ROANOKE TIMES

                         Roanoke Times
                 Copyright (c) 1995, Landmark Communications, Inc.

DATE: SUNDAY, May 20, 1990                   TAG: 9005200048
SECTION: NATIONAL/INTERNATIONAL                    PAGE: A5   EDITION: METRO 
SOURCE: Associated Press
DATELINE: MIAMI                                LENGTH: Medium


PREHISTORIC ASTEROID SITE TOUTED

An asteroid many scientists believe ended the dinosaurs' reign on Earth 66 million years ago may have struck just off the western tip of Cuba, say two U.S. researchers.

If they can overcome diplomatic hurdles caused by the U.S. economic embargo, Bruce Bohor of the U.S. Geological Survey in Denver and geophysicist Russell Seitz, a former Harvard visiting scholar, want to go to the island to confirm their theory.

"The very presence of Cuba itself may be due to the asteroid," Bohor said in a telephone interview last week. "The curved tip of western Cuba may be the crater rim, and the Isle of Pines could be the central uplift," or peak.
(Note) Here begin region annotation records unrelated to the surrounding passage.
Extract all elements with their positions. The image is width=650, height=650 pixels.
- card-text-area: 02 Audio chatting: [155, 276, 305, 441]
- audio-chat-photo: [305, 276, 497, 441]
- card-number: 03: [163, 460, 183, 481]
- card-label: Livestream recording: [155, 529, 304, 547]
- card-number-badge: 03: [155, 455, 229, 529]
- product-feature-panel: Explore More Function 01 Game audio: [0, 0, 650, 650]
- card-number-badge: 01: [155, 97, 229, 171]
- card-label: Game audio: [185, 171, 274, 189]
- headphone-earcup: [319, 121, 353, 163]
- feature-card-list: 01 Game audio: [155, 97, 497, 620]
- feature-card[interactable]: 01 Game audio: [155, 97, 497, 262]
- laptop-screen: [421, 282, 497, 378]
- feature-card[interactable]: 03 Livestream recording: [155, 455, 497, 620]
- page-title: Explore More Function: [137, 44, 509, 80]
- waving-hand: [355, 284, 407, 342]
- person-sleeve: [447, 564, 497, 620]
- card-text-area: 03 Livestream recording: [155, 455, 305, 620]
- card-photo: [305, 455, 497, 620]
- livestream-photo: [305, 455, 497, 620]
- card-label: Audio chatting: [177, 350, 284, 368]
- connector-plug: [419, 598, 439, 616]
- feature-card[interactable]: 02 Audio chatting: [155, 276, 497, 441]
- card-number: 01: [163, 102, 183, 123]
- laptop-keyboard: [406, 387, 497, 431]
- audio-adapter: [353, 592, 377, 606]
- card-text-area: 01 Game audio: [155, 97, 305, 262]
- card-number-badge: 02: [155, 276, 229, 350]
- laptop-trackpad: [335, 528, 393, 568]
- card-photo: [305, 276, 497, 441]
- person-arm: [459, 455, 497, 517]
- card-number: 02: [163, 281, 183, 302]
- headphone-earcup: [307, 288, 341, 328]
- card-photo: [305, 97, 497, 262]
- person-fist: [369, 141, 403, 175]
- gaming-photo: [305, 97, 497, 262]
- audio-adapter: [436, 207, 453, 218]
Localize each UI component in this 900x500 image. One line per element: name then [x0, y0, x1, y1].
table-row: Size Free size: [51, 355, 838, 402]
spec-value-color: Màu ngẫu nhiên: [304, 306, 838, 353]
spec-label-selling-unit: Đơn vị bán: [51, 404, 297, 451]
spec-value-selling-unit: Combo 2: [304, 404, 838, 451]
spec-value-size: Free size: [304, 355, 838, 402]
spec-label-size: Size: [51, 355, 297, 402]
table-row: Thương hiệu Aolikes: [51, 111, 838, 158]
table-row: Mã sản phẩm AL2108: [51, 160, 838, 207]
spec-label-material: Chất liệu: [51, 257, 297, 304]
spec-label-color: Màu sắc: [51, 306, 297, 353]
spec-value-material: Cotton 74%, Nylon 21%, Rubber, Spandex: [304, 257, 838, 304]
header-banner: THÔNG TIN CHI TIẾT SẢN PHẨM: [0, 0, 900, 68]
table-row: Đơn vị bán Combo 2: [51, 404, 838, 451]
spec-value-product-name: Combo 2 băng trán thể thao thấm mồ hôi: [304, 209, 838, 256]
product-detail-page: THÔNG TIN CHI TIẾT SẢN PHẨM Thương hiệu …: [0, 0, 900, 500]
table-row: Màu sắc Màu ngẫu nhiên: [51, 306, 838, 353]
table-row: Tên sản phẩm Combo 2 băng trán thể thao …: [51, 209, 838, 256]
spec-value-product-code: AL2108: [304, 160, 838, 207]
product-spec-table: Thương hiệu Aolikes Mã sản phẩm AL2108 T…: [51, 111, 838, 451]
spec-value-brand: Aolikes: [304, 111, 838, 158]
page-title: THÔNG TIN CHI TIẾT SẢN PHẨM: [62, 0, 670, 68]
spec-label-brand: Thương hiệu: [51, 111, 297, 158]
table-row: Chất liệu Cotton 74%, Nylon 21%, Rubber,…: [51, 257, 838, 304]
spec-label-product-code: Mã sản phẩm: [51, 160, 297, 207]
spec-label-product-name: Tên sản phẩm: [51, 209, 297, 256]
Clues pointing to a Caribbean landfall were assembled slowly in the decade since scientists first advanced the idea of a catastrophic end to the dinosaurs. Although the asteroid theory is not universally accepted - some paleontologists blame climate changes or disease for the dinosaurs' extinction - it now has widespread support.

The theory requires an asteroid about 6 miles in diameter gouging out a crater up to 150 miles wide. The resulting dust cloud, or perhaps impact-spawned fires, volcanic activity, climatic shifts and other factors, could have killed the giant reptiles directly or choked off their food supply.

"But there was a tough time accepting this because there was no crater to relate it to - so we had to find a crater," Bohor said. "The possibility was that it hit in the ocean, but that was hard to determine."

Researchers, however, began to notice what is in effect a geological directional arrow pointing to somewhere near North America.

A study by Arizona researchers Alan Holdebrand and William Boynton, published in Friday's Science magazine, agrees about the general area of the strike, somewhere in the Caribbean. They believe the asteroid fell more to the south of what is now Cuba, however - closer to Colombia.

Bohor and Seitz, who explained their theory in the April 12 edition of Nature, say without a close inspection of the Cuban site, no one can be sure. And, they say, all geologists are basing their findings on the same data.

As geologists, Bohor and Seitz take no position on whether an asteroid killed off the dinosaurs, or even if this impact might be a candidate. Their goal, they say, is simply to determine if there is an impact just south of Cuba's western tip 66 million years ago.

Knowing where the asteroid hit could help solve questions about "nuclear winter," acid rain and previously unexplained evolutionary patterns.

Of most immediate concern, it could give insight into confusing geological plate movements in the Caribbean, they note. Examining the crater could perhaps help determine when and where to expect earthquakes.